Never thought that something so simple could taste so amazing! Since then I consider it in the top 3 pasta dishes that I enjoy with my friends. It is easy and simple to cook and can be enjoyed with a variety of side dishes, such as salads.
Tagliatelli Aglio, Olio e Peperoncino
Tagliatelli Aglio, Olio e Peperoncino
Servings: 4 People
Ingredients
- 130 ml EVOO , Extra Virgin Olive Oil, plus more to drizzle
- 500 grs Tagliatelli , Mitsides
- 4 cloves Garlic , minced through a garlic presser
- 1 tablespoon dry Pepperoncini , pounded in a mortar to flakes
- 1 teaspoon dry Pepperoncini , whole
- 1 cup fresh Parsley , finely chopped
- 90 grs Parmesan cheese , plus more for serving, grated
- 5 litres Water
- 1 teaspoon Sea Salt
- ½ teaspoon freshly ground Black Pepper
Instructions
- In a large pot bring water to a boil on high heat adding a generous amount of salt. Add the pasta, stirring occasionally so as not to stick and cook according to suggested time on the box of the pasta less 1 ½ minutes (3 ½ minutes for the Tagliatelli Mitsides). Reserve ¼ cup of cooking water.

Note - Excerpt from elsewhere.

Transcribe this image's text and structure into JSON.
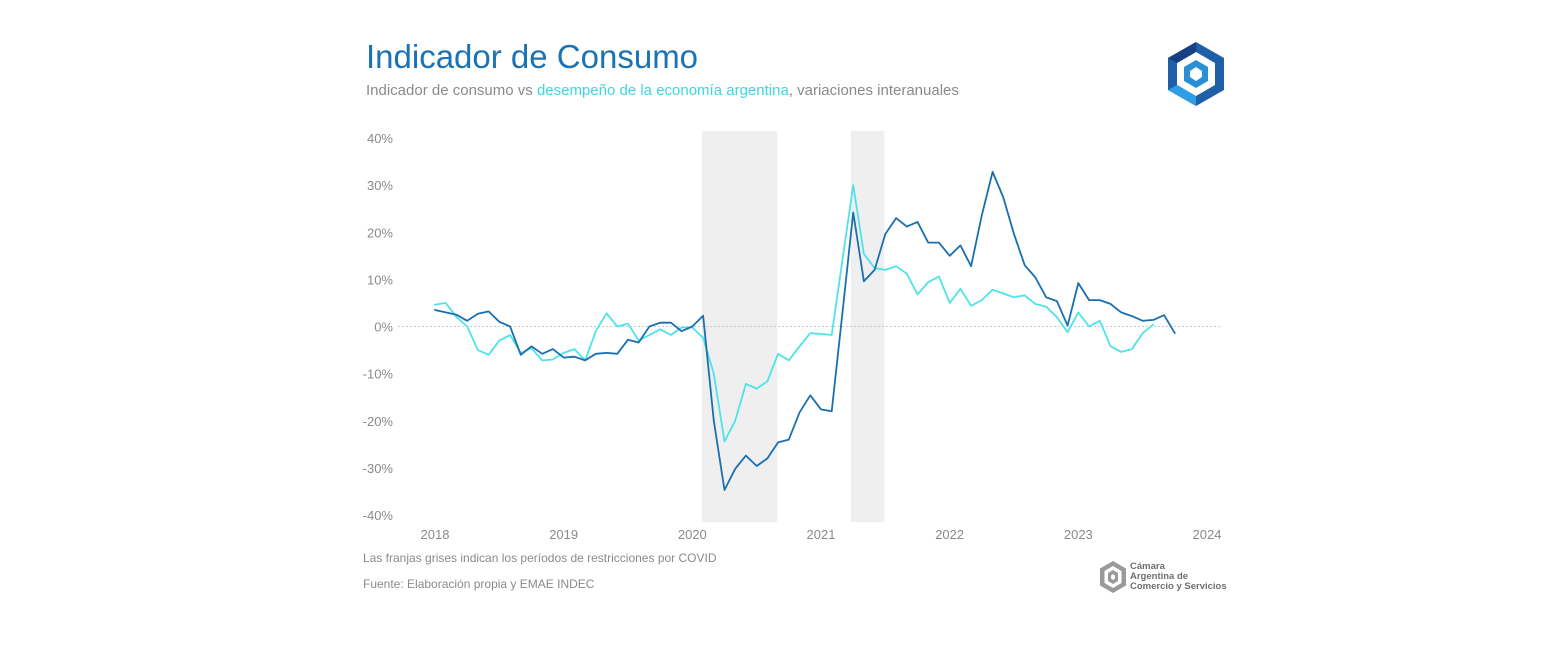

- In the meantime, in a large and deep saucepan over low heat pour the olive oil and a minute later toss in the garlic and the flaked & whole pepperoncini. Cook relatively quickly, for about a minute and when fragrant and without the garlic getting any brownish, just slightly gold, add the parsley, mix and remove from the heat and carefully ladle in the reserved pasta water. Keep aside.

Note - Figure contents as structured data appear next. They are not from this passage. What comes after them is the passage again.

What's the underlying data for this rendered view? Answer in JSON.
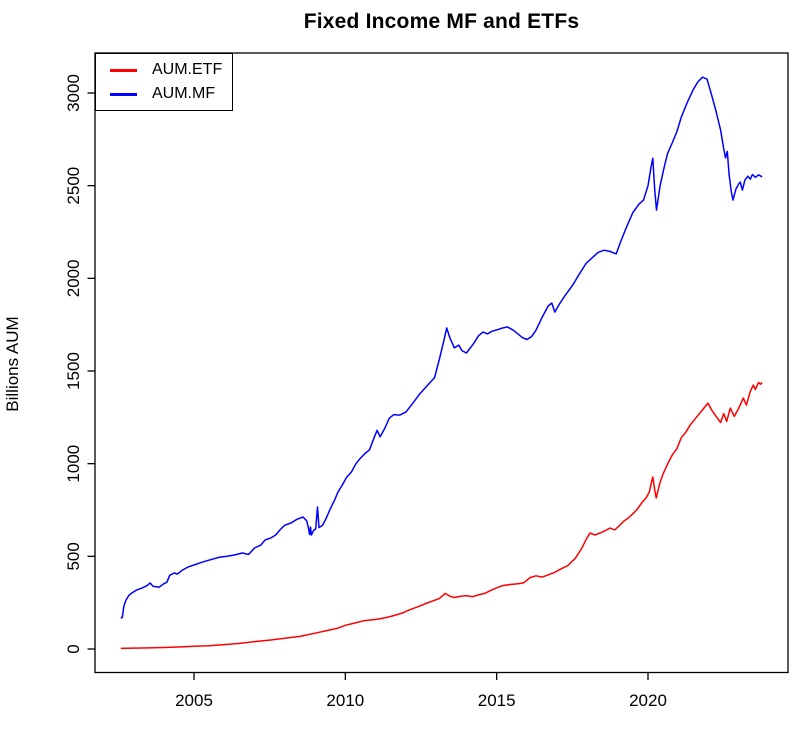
{
  "title": "Fixed Income MF and ETFs",
  "y_axis": {
    "label": "Billions AUM",
    "ticks": [
      "0",
      "500",
      "1000",
      "1500",
      "2000",
      "2500",
      "3000"
    ]
  },
  "x_axis": {
    "ticks": [
      "2005",
      "2010",
      "2015",
      "2020"
    ]
  },
  "legend": {
    "entries": [
      {
        "label": "AUM.ETF",
        "color": "#FF0000"
      },
      {
        "label": "AUM.MF",
        "color": "#0000FF"
      }
    ]
  },
  "chart_data": {
    "type": "line",
    "title": "Fixed Income MF and ETFs",
    "xlabel": "",
    "ylabel": "Billions AUM",
    "xlim": [
      2001.7,
      2024.6
    ],
    "ylim": [
      0,
      3100
    ],
    "x_ticks": [
      2005,
      2010,
      2015,
      2020
    ],
    "y_ticks": [
      0,
      500,
      1000,
      1500,
      2000,
      2500,
      3000
    ],
    "grid": false,
    "legend_position": "topleft",
    "series": [
      {
        "name": "AUM.ETF",
        "color": "#FF0000",
        "points": [
          [
            2002.58,
            3
          ],
          [
            2003.0,
            5
          ],
          [
            2003.5,
            6
          ],
          [
            2004.0,
            8
          ],
          [
            2004.5,
            11
          ],
          [
            2005.0,
            15
          ],
          [
            2005.5,
            18
          ],
          [
            2006.0,
            24
          ],
          [
            2006.5,
            30
          ],
          [
            2007.0,
            40
          ],
          [
            2007.5,
            48
          ],
          [
            2008.0,
            58
          ],
          [
            2008.5,
            68
          ],
          [
            2009.0,
            85
          ],
          [
            2009.5,
            103
          ],
          [
            2009.75,
            112
          ],
          [
            2010.0,
            128
          ],
          [
            2010.3,
            140
          ],
          [
            2010.6,
            152
          ],
          [
            2010.9,
            158
          ],
          [
            2011.1,
            162
          ],
          [
            2011.3,
            168
          ],
          [
            2011.6,
            180
          ],
          [
            2011.9,
            195
          ],
          [
            2012.1,
            210
          ],
          [
            2012.4,
            228
          ],
          [
            2012.7,
            248
          ],
          [
            2012.9,
            260
          ],
          [
            2013.1,
            272
          ],
          [
            2013.3,
            300
          ],
          [
            2013.45,
            285
          ],
          [
            2013.6,
            278
          ],
          [
            2013.8,
            284
          ],
          [
            2014.0,
            288
          ],
          [
            2014.2,
            282
          ],
          [
            2014.4,
            292
          ],
          [
            2014.6,
            300
          ],
          [
            2014.8,
            315
          ],
          [
            2015.0,
            330
          ],
          [
            2015.2,
            342
          ],
          [
            2015.45,
            348
          ],
          [
            2015.7,
            352
          ],
          [
            2015.9,
            358
          ],
          [
            2016.1,
            385
          ],
          [
            2016.3,
            395
          ],
          [
            2016.5,
            388
          ],
          [
            2016.7,
            400
          ],
          [
            2016.9,
            412
          ],
          [
            2017.1,
            430
          ],
          [
            2017.35,
            450
          ],
          [
            2017.6,
            490
          ],
          [
            2017.8,
            540
          ],
          [
            2017.95,
            590
          ],
          [
            2018.08,
            626
          ],
          [
            2018.25,
            615
          ],
          [
            2018.45,
            628
          ],
          [
            2018.6,
            640
          ],
          [
            2018.75,
            653
          ],
          [
            2018.9,
            642
          ],
          [
            2019.05,
            665
          ],
          [
            2019.2,
            690
          ],
          [
            2019.35,
            707
          ],
          [
            2019.5,
            730
          ],
          [
            2019.65,
            755
          ],
          [
            2019.8,
            790
          ],
          [
            2019.95,
            818
          ],
          [
            2020.05,
            850
          ],
          [
            2020.12,
            905
          ],
          [
            2020.16,
            928
          ],
          [
            2020.22,
            860
          ],
          [
            2020.27,
            815
          ],
          [
            2020.4,
            900
          ],
          [
            2020.5,
            945
          ],
          [
            2020.65,
            1000
          ],
          [
            2020.8,
            1046
          ],
          [
            2020.95,
            1080
          ],
          [
            2021.1,
            1140
          ],
          [
            2021.25,
            1170
          ],
          [
            2021.4,
            1210
          ],
          [
            2021.6,
            1250
          ],
          [
            2021.8,
            1290
          ],
          [
            2021.98,
            1327
          ],
          [
            2022.1,
            1290
          ],
          [
            2022.25,
            1255
          ],
          [
            2022.4,
            1222
          ],
          [
            2022.5,
            1270
          ],
          [
            2022.6,
            1228
          ],
          [
            2022.72,
            1300
          ],
          [
            2022.85,
            1255
          ],
          [
            2023.0,
            1300
          ],
          [
            2023.15,
            1354
          ],
          [
            2023.25,
            1316
          ],
          [
            2023.38,
            1390
          ],
          [
            2023.48,
            1424
          ],
          [
            2023.55,
            1400
          ],
          [
            2023.65,
            1438
          ],
          [
            2023.72,
            1428
          ],
          [
            2023.77,
            1438
          ]
        ]
      },
      {
        "name": "AUM.MF",
        "color": "#0000FF",
        "points": [
          [
            2002.58,
            167
          ],
          [
            2002.63,
            170
          ],
          [
            2002.68,
            230
          ],
          [
            2002.75,
            262
          ],
          [
            2002.85,
            290
          ],
          [
            2002.95,
            303
          ],
          [
            2003.1,
            318
          ],
          [
            2003.3,
            330
          ],
          [
            2003.45,
            342
          ],
          [
            2003.55,
            356
          ],
          [
            2003.65,
            338
          ],
          [
            2003.85,
            334
          ],
          [
            2004.0,
            352
          ],
          [
            2004.1,
            360
          ],
          [
            2004.2,
            398
          ],
          [
            2004.35,
            410
          ],
          [
            2004.45,
            404
          ],
          [
            2004.6,
            424
          ],
          [
            2004.8,
            442
          ],
          [
            2005.0,
            453
          ],
          [
            2005.25,
            468
          ],
          [
            2005.55,
            482
          ],
          [
            2005.85,
            496
          ],
          [
            2006.1,
            500
          ],
          [
            2006.35,
            508
          ],
          [
            2006.6,
            518
          ],
          [
            2006.8,
            510
          ],
          [
            2007.0,
            545
          ],
          [
            2007.2,
            560
          ],
          [
            2007.35,
            588
          ],
          [
            2007.55,
            600
          ],
          [
            2007.7,
            615
          ],
          [
            2007.85,
            645
          ],
          [
            2008.0,
            668
          ],
          [
            2008.2,
            680
          ],
          [
            2008.4,
            700
          ],
          [
            2008.6,
            712
          ],
          [
            2008.72,
            692
          ],
          [
            2008.78,
            655
          ],
          [
            2008.82,
            618
          ],
          [
            2008.85,
            658
          ],
          [
            2008.88,
            615
          ],
          [
            2008.95,
            640
          ],
          [
            2009.02,
            648
          ],
          [
            2009.08,
            766
          ],
          [
            2009.13,
            655
          ],
          [
            2009.25,
            668
          ],
          [
            2009.35,
            700
          ],
          [
            2009.5,
            755
          ],
          [
            2009.65,
            805
          ],
          [
            2009.75,
            845
          ],
          [
            2009.9,
            885
          ],
          [
            2010.05,
            928
          ],
          [
            2010.2,
            955
          ],
          [
            2010.35,
            1000
          ],
          [
            2010.5,
            1030
          ],
          [
            2010.65,
            1055
          ],
          [
            2010.8,
            1075
          ],
          [
            2010.95,
            1140
          ],
          [
            2011.05,
            1180
          ],
          [
            2011.15,
            1145
          ],
          [
            2011.3,
            1190
          ],
          [
            2011.45,
            1245
          ],
          [
            2011.6,
            1265
          ],
          [
            2011.8,
            1262
          ],
          [
            2012.0,
            1278
          ],
          [
            2012.2,
            1320
          ],
          [
            2012.45,
            1375
          ],
          [
            2012.7,
            1420
          ],
          [
            2012.95,
            1465
          ],
          [
            2013.1,
            1560
          ],
          [
            2013.25,
            1660
          ],
          [
            2013.35,
            1732
          ],
          [
            2013.45,
            1680
          ],
          [
            2013.6,
            1625
          ],
          [
            2013.75,
            1640
          ],
          [
            2013.85,
            1610
          ],
          [
            2014.0,
            1597
          ],
          [
            2014.2,
            1640
          ],
          [
            2014.4,
            1690
          ],
          [
            2014.55,
            1710
          ],
          [
            2014.7,
            1700
          ],
          [
            2014.85,
            1715
          ],
          [
            2015.0,
            1722
          ],
          [
            2015.15,
            1730
          ],
          [
            2015.35,
            1738
          ],
          [
            2015.55,
            1720
          ],
          [
            2015.7,
            1700
          ],
          [
            2015.85,
            1680
          ],
          [
            2016.0,
            1670
          ],
          [
            2016.15,
            1685
          ],
          [
            2016.3,
            1720
          ],
          [
            2016.5,
            1790
          ],
          [
            2016.7,
            1850
          ],
          [
            2016.82,
            1867
          ],
          [
            2016.92,
            1818
          ],
          [
            2017.05,
            1855
          ],
          [
            2017.25,
            1905
          ],
          [
            2017.5,
            1960
          ],
          [
            2017.75,
            2028
          ],
          [
            2017.95,
            2080
          ],
          [
            2018.15,
            2110
          ],
          [
            2018.35,
            2140
          ],
          [
            2018.55,
            2152
          ],
          [
            2018.75,
            2145
          ],
          [
            2018.95,
            2132
          ],
          [
            2019.1,
            2200
          ],
          [
            2019.3,
            2280
          ],
          [
            2019.5,
            2355
          ],
          [
            2019.7,
            2400
          ],
          [
            2019.85,
            2422
          ],
          [
            2020.0,
            2500
          ],
          [
            2020.1,
            2600
          ],
          [
            2020.16,
            2648
          ],
          [
            2020.22,
            2480
          ],
          [
            2020.28,
            2368
          ],
          [
            2020.4,
            2500
          ],
          [
            2020.55,
            2610
          ],
          [
            2020.65,
            2675
          ],
          [
            2020.8,
            2730
          ],
          [
            2020.95,
            2790
          ],
          [
            2021.1,
            2870
          ],
          [
            2021.3,
            2950
          ],
          [
            2021.5,
            3020
          ],
          [
            2021.65,
            3060
          ],
          [
            2021.8,
            3085
          ],
          [
            2021.95,
            3075
          ],
          [
            2022.1,
            2990
          ],
          [
            2022.25,
            2900
          ],
          [
            2022.4,
            2800
          ],
          [
            2022.5,
            2700
          ],
          [
            2022.56,
            2650
          ],
          [
            2022.62,
            2685
          ],
          [
            2022.68,
            2560
          ],
          [
            2022.75,
            2470
          ],
          [
            2022.81,
            2422
          ],
          [
            2022.9,
            2480
          ],
          [
            2023.0,
            2510
          ],
          [
            2023.05,
            2519
          ],
          [
            2023.12,
            2476
          ],
          [
            2023.2,
            2530
          ],
          [
            2023.3,
            2551
          ],
          [
            2023.38,
            2535
          ],
          [
            2023.45,
            2560
          ],
          [
            2023.55,
            2545
          ],
          [
            2023.65,
            2558
          ],
          [
            2023.77,
            2548
          ]
        ]
      }
    ]
  }
}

- Strain the pasta and return to the saucepan with the garlic, pepperoncini and the parsley, which is set on medium fire. Season with the salt and pepper and cook for 30' while stirring so as the pasta absorbs the sauce.
- Remove from the heat, toss the Parmesan cheese and stir to combine. Serve in a deep dish, drizzle with olive oil and add some more cheese.